First Bard Avaulta Mesh Lawsuit Begins
After last month’s mistrial, the first federal Bard Avaulta mesh lawsuit went before a jury this week. The product liability lawsuit alleges C.R. Bard’s controversial transvaginal mesh caused the plaintiff to suffer medical complications. The case is one of more than 24,000 transvaginal mesh lawsuits currently pending in various multidistrict litigations established in West Virginia district court.
The first hearing ended in a mistrial on July 10 after a pretrial ruling prohibiting any mention of the withdrawal of the Avaulta mesh was flouted during the testimony of a gynecological expert. U.S. District Judge Joseph R. Goodwin had established the rule because Bard’s withdrawal of the product happened long after the plaintiff’s injury, and should have had no bearing on the case.
Judge Goodwin is currently presiding over six federal multidistrict litigation (MDL) proceedings involving different manufacturers of vaginal mesh products. The latest Bard Avaulta mesh lawsuit is one of around 3,400 pending against the manufacturer. There are 7,200 transvaginal mesh lawsuits filed against American Medical Systems, 4,600 claims involving products made by Boston Scientific, and 7,100 concerning Ethicon pelvic mesh implants.
All the complaints make similar allegations that women experienced complications and injuries after receiving transvaginal mesh implants to treat pelvic organ prolapse (POP) or stress urinary incontinence (SUI).
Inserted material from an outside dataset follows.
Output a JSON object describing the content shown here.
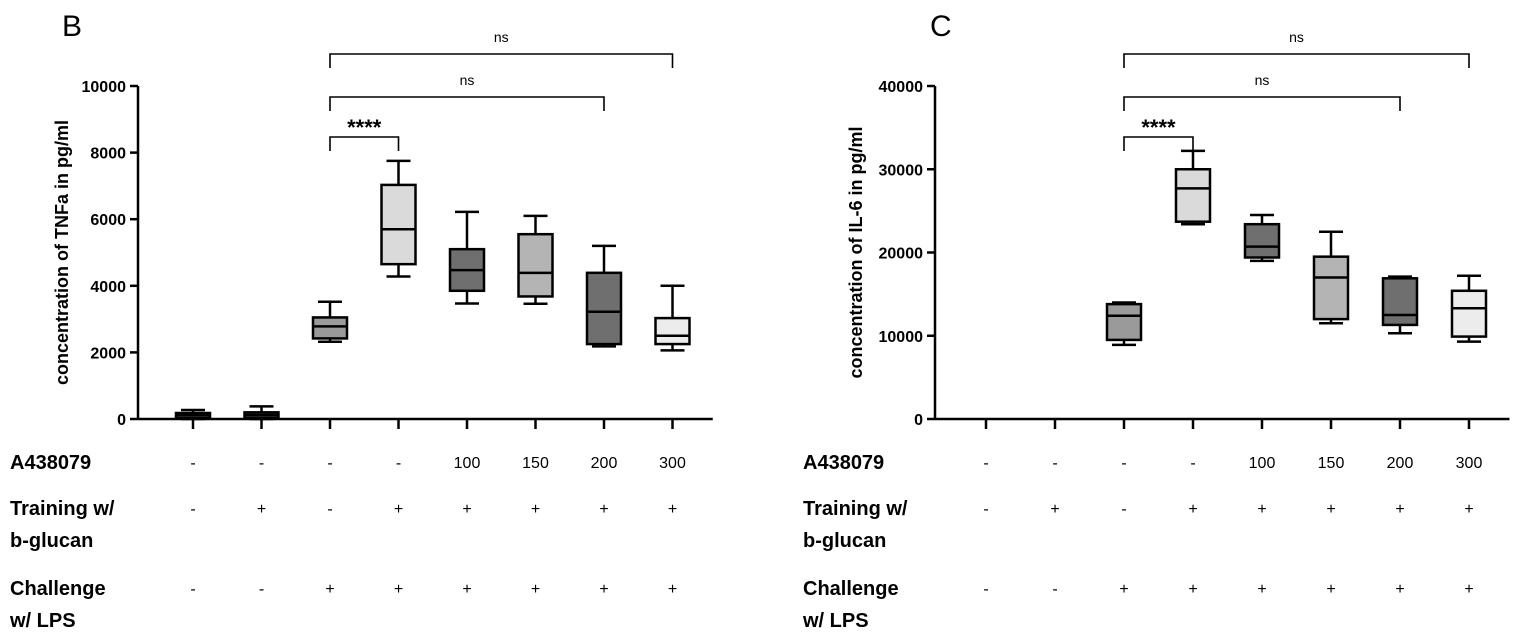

Plaintiffs claim that the manufacturers marketed a dangerous and defective produce, prone to causing erosion of the abdominal wall and infections.
FDA warning about transvaginal mesh complications
The number of people filing a Bard Avaulta mesh lawsuit and other transvaginal mesh lawsuits has risen swiftly in recent years.
The FDA received more than 1,500 reports of mesh injury and complications between 2008 and 2010. Another 2,875 complaints had been submitted by mid-2011, and three deaths allegedly resulting from surgical mesh complications were reported between 2005 and 2010.
The FDA issued a warning in July 2011 indicating that thousands have women have suffered erosion and other side effects. The warning also suggested that vaginal mesh products may not provide any additional benefits compared to other pelvic organ prolapse treatments such as surgery. The FDA also stated that 10% of patients had suffered vaginal mesh complications, prompting health groups to recommend a recall of the devices.
In early 2012, the FDA sent a letter to several of the manufacturers now facing legal action. The letter demanded the companies conduct additional studies and trials to evaluate the safety of mesh products and establish whether they pose health risks to women.
Upcoming tranvaginal mesh lawsuits
The rescheduled Bard Avaulta mesh lawsuit which began this week is the first in a series of four trials related to the mesh, set to run consecutively. A further series of ‘bellwether’ trials involving the AMS, Boston Scientific and Ethicon products are earmarked for a December start. These hearings are designed to gauge the likely reaction of juries, and to serve the convenience of witnesses, plaintiffs and defendants.
There are also a number of state courts waiting to hold trials. So far, two cases have been heard before a jury, both resulting in multi-million dollar awards. In July 2012, a woman was awarded $5.5 million in damages in a Bard Avaulta mesh lawsuit. Another was awarded $11.1 million in damages from J&J and its Ethicon unit.